Canada and El Salvador are very different countries with similarities: two politicians are convinced that cryptocurrencies, especially bitcoin, are a way to free people from the barriers of the financial system.

Posted on April 4

Helene Baril

Helene Baril
The Press

The one seeking the post of Prime Minister of Canada, Pierre Poilievre, is outraged against the Bank of Canada and monetary policy in general. He promises, if he leads the country, to generalize the use of bitcoin and other cryptocurrencies in all transactions to protect Canadians from the inflation created, he said, by the massive purchase of federal bonds. central bank government to support the economy during the pandemic.

If that happens, it will be the first time a country has put its central bank in competition with another official financial system. Despite their popularity, cryptocurrencies are under scrutiny by a growing number of governments, who want to regulate their use. Countries like China have explicitly banned them and others have created their own digital currency using blockchain technology.

So far, El Salvador is the only country that has made bitcoin its national currency. Its president, Nayib Bukele, is betting heavily on the future of bitcoin.

He wanted to create a city from scratch to accommodate bitcoin miners in a community where there are no taxes or duties. The Salvadoran government wants to issue US $ 1 billion bitcoin bonds to build its Bitcoin City, a fully-serviced town near a volcano that will provide it with geothermal energy because bitcoin mining requires so much energy.


The President of El Salvador, Nayib Bukele

El Salvador abandoned its national currency, the colon, in 2001 for the US dollar. It no longer controls any monetary policy tool. By using bitcoin as a national currency, the government’s argument to convince the population is first and foremost economic. Bitcoin allows expatriates to transfer money free of charge to their families in their home, which is a very important source of income for Salvadorans.

The experience is young

The Salvadoran experience is still too young, over a year, to draw conclusions. But transactions in bitcoins are still marginal in this country of 6.5 million inhabitants, poor and very indebted, local media reports. This does not stop the president from pursuing his ambitious bet to make his country the world capital of bitcoin. But he risks fighting the harsh reality.

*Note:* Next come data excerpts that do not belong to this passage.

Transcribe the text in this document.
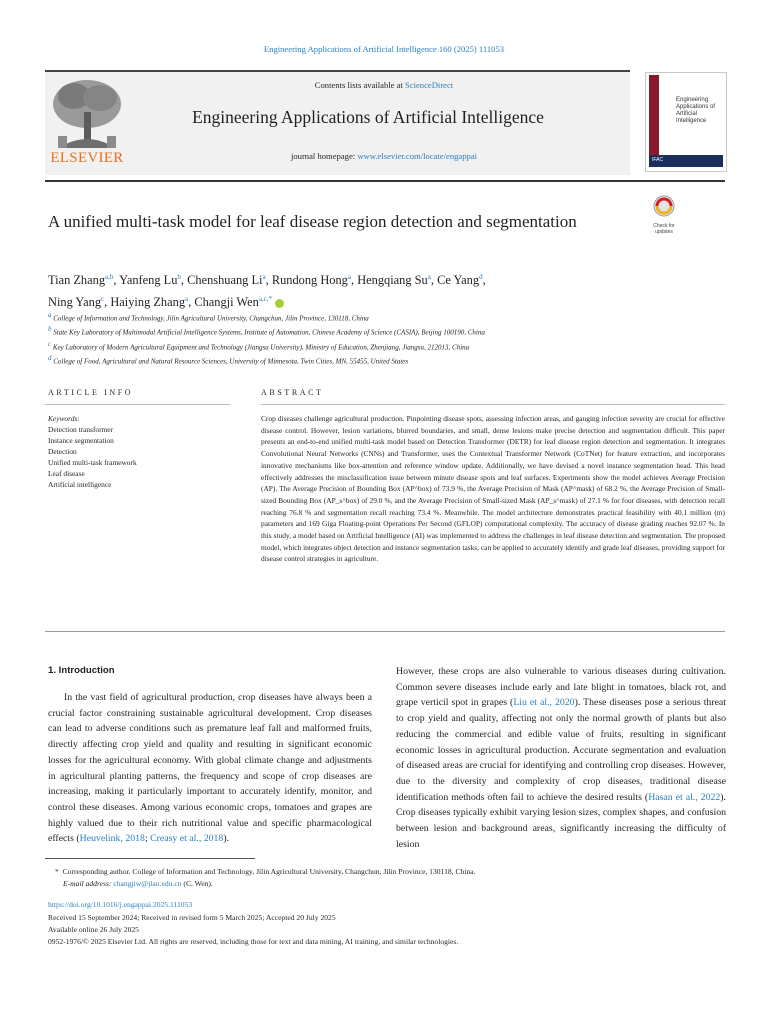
Engineering Applications of Artificial Intelligence 160 (2025) 111053
ELSEVIER
Contents lists available at ScienceDirect
Engineering Applications of Artificial Intelligence
journal homepage: www.elsevier.com/locate/engappai
Engineering Applications of Artificial Intelligence
IFAC
A unified multi-task model for leaf disease region detection and segmentation	Check for updates
Tian Zhang$^{a,b}$, Yanfeng Lu$^b$, Chenshuang Li$^a$, Rundong Hong$^a$, Hengqiang Su$^a$, Ce Yang$^d$,
Ning Yang$^c$, Haiying Zhang$^a$, Changji Wen$^{a,c,*}$
$^a$ College of Information and Technology, Jilin Agricultural University, Changchun, Jilin Province, 130118, China
$^b$ State Key Laboratory of Multimodal Artificial Intelligence Systems, Institute of Automation, Chinese Academy of Science (CASIA), Beijing 100190, China
$^c$ Key Laboratory of Modern Agricultural Equipment and Technology (Jiangsu University), Ministry of Education, Zhenjiang, Jiangsu, 212013, China
$^d$ College of Food, Agricultural and Natural Resource Sciences, University of Minnesota, Twin Cities, MN, 55455, United States
ARTICLE INFO	ABSTRACT
Keywords:
Detection transformer
Instance segmentation
Detection
Unified multi-task framework
Leaf disease
Artificial intelligence
Crop diseases challenge agricultural production. Pinpointing disease spots, assessing infection areas, and gauging infection severity are crucial for effective disease control. However, lesion variations, blurred boundaries, and small, dense lesions make precise detection and segmentation difficult. This paper presents an end-to-end unified multi-task model based on Detection Transformer (DETR) for leaf disease region detection and segmentation. It integrates Convolutional Neural Networks (CNNs) and Transformer, uses the Contextual Transformer Network (CoTNet) for feature extraction, and incorporates innovative mechanisms like box-attention and reference window update. Additionally, we have devised a novel instance segmentation head. This head effectively addresses the misclassification issue between minute disease spots and leaf surfaces. Experiments show the model achieves Average Precision (AP). The Average Precision of Bounding Box (AP^box) of 73.9 %, the Average Precision of Mask (AP^mask) of 68.2 %, the Average Precision of Small-sized Bounding Box (AP_s^box) of 29.0 %, and the Average Precision of Small-sized Mask (AP_s^mask) of 27.1 % for four diseases, with detection recall reaching 76.8 % and segmentation recall reaching 73.4 %. Meanwhile. The model architecture demonstrates practical feasibility with 40.1 million (m) parameters and 169 Giga Floating-point Operations Per Second (GFLOP) computational complexity. The accuracy of disease grading reaches 92.07 %. In this study, a model based on Artificial Intelligence (AI) was implemented to address the challenges in leaf disease detection and segmentation. The proposed model, which integrates object detection and instance segmentation tasks, can be applied to accurately identify and grade leaf diseases, providing support for disease control strategies in agriculture.
1. Introduction
In the vast field of agricultural production, crop diseases have always been a crucial factor constraining sustainable agricultural development. Crop diseases can lead to adverse conditions such as premature leaf fall and malformed fruits, directly affecting crop yield and quality and resulting in significant economic losses for the agricultural economy. With global climate change and adjustments in agricultural planting patterns, the frequency and scope of crop diseases are increasing, making it particularly important to accurately identify, monitor, and control these diseases. Among various economic crops, tomatoes and grapes are highly valued due to their rich nutritional value and specific pharmacological effects (Heuvelink, 2018; Creasy et al., 2018).
However, these crops are also vulnerable to various diseases during cultivation. Common severe diseases include early and late blight in tomatoes, black rot, and grape verticil spot in grapes (Liu et al., 2020). These diseases pose a serious threat to crop yield and quality, affecting not only the normal growth of plants but also reducing the commercial and edible value of fruits, resulting in significant economic losses in agricultural production. Accurate segmentation and evaluation of diseased areas are crucial for identifying and controlling crop diseases. However, due to the diversity and complexity of crop diseases, traditional disease identification methods often fail to achieve the desired results (Hasan et al., 2022). Crop diseases typically exhibit varying lesion sizes, complex shapes, and confusion between lesion and background areas, significantly increasing the difficulty of lesion
*  Corresponding author. College of Information and Technology, Jilin Agricultural University, Changchun, Jilin Province, 130118, China.
E-mail address: changjiw@jlau.edu.cn (C. Wen).
https://doi.org/10.1016/j.engappai.2025.111053
Received 15 September 2024; Received in revised form 5 March 2025; Accepted 20 July 2025
Available online 26 July 2025
0952-1976/© 2025 Elsevier Ltd. All rights are reserved, including those for text and data mining, AI training, and similar technologies.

That was with the International Monetary Fund (IMF), in the beginning. El Salvador benefits from international assistance and needs IMF support to continue to operate and honor its obligations. However, the IMF has clearly asked the Salvadoran government to backtrack and withdraw the national currency status granted to bitcoin.

The benefits of bitcoin for the population, i.e., access to a free exchange system, pale in comparison to the risks associated with cryptocurrencies, the IMF explains in a recent report in El Salvador.

Bitcoin and other cryptocurrencies are a parallel channel that allows all types of transactions to be performed in complete anonymity. They can be used to finance all types of activity, including tax evasion and terrorism, the IMF points out.

But for the people of El Salvador, the biggest risk is the volatility of bitcoin, which can enrich someone and ruin them in a very short time. In the event of a rapid collapse in the value of bitcoin, the government will have to take out more debt to ensure the convertibility of bitcoin into US dollars, the IMF warns.

On the whole, El Salvador may have a chance to get rich with bitcoin, but it could also go bankrupt.

Over the past year, bitcoin has fallen from a high of US $ 68,789 to a low of $ 28,893, and was worth approximately US $ 46,200 on Friday. To protect against inflation, this is certainly not ideal. Nor is it a way to regain control of the currency, as the contender leader of the Conservative Party of Canada said, because bitcoin fluctuates more than any currency and for all sorts of reasons most often.

Mr. Poilievre said he wanted to make Canada “the most independent country on Earth” using cryptocurrencies. In El Salvador, Mr. Bukule to make his own bitcoin paradise. Canada and El Salvador, same fight? We will see everything.

Learn more

  • 9 countries
    This is the number of central banks that have created their own digital currency with blockchain technology. Pilot projects are underway in 14 countries and many others, including Canada, are examining this possibility.